This is the second article in our Alligator series. If you haven’t already we suggest that you check out the first article about the Alligator Indicator. In that article, we covered the background of the Alligator indicator, how it is calculated, and how it looks on a chart. It consists of three lines, overlaid on a pricing chart, and was created to help the trader confirm the presence of a trend and its direction. The Alligator indicator can also help traders designate impulse and corrective wave formations, but the tool works best when combined with a momentum indicator.
The “traits” of the Alligator are numerous and relate to his eating and sleeping habits. Since trends may only occur 20% to 30% of the time, the indicator helps a trader keep his powder dry until a valid trend is present. Once the trend forms, the Alligator helps the trader remain in his position.
How to read an Alligator Chart
The Alligator indicator, with a period settings of “13, 8, 5” and shift settings of “8, 5, 3”, is presented in combination with the candlesticks on the above “Daily” chart for the “EUR/USD” currency pair. In the example above, the “Blue” line is the Alligator’s jaw, the “Red”, his teeth, and the “Green”, his lips. The “CCI” indicator, or “Aqua” line, has been added to assist in reading the signals generated. One must remember that the Alligator, since it consists of moving average crossovers and is shifted ahead, will lag more than the CCI. The CCI will send the first alert, followed by the Alligator crossover and a closing candle above or below the three moving averages (See annotations).
The key points of reference are when the lines are entwined, when they are “open”, and when the red and green lines cross. When entwined, the Alligator is said to be sleeping. Patience is the message given here. When the lines are apart, the Alligator is eating. Stay in the trade as long as the candlesticks ride above or below the Alligator. When the lines converge or cross, it is time to consider entering or exiting, although a momentum indicator will fix a better exit point. Traders are also attentive to closing Candles. In the above example, an exit signal occurs when a Candle closes above the center Red line or teeth of the Alligator. During the second downward move, the Alligator, for this reason, would have kept you in the trade a little while longer for more profit.
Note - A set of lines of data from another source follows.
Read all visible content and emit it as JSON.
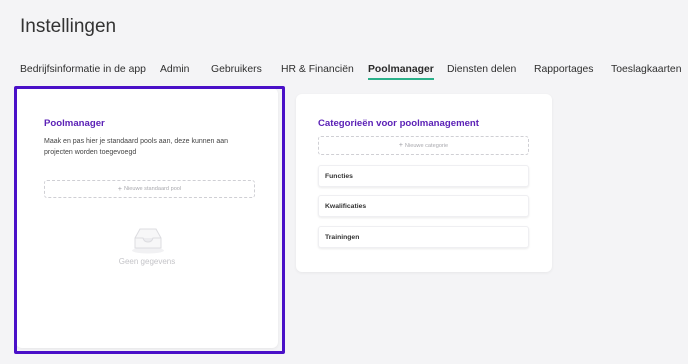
{
  "header": {
    "title": "Instellingen"
  },
  "tabs": [
    {
      "label": "Bedrijfsinformatie in de app",
      "active": false
    },
    {
      "label": "Admin",
      "active": false
    },
    {
      "label": "Gebruikers",
      "active": false
    },
    {
      "label": "HR & Financiën",
      "active": false
    },
    {
      "label": "Poolmanager",
      "active": true
    },
    {
      "label": "Diensten delen",
      "active": false
    },
    {
      "label": "Rapportages",
      "active": false
    },
    {
      "label": "Toeslagkaarten",
      "active": false
    }
  ],
  "poolmanager": {
    "title": "Poolmanager",
    "description": "Maak en pas hier je standaard pools aan, deze kunnen aan projecten worden toegevoegd",
    "new_pool_label": "Nieuwe standaard pool",
    "empty_text": "Geen gegevens",
    "empty_icon": "inbox-icon"
  },
  "categories": {
    "title": "Categorieën voor poolmanagement",
    "new_category_label": "Nieuwe categorie",
    "items": [
      "Functies",
      "Kwalificaties",
      "Trainingen"
    ]
  },
  "colors": {
    "accent_purple": "#5b21b6",
    "focus_frame": "#4a10c8",
    "active_tab_underline": "#2bb08a",
    "background": "#f4f4f6"
  }
}
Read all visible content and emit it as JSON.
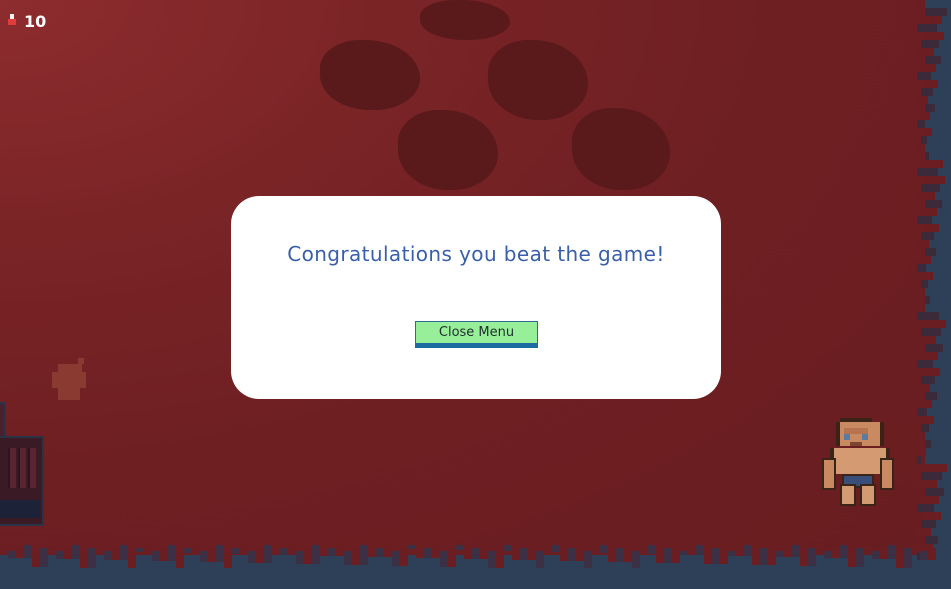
{
  "hud": {
    "icon": "potion-icon",
    "value": "10"
  },
  "dialog": {
    "message": "Congratulations you beat the game!",
    "close_label": "Close Menu"
  },
  "colors": {
    "floor": "#6e1f22",
    "wall": "#2e3f58",
    "dialog_text": "#3a5fa8",
    "button_fill": "#98ef9a",
    "button_border": "#1c6aa0"
  }
}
As with any technical indicator, an Alligator chart will never be 100% correct. False signals can occur, but the positive signals are consistent enough to give a forex trader an “edge”. Skill in interpreting and understanding Alligator signals must be developed over time, and complementing the Alligator tool with another indicator or pattern of pricing behavior is always recommended for further confirmation of potential trend changes.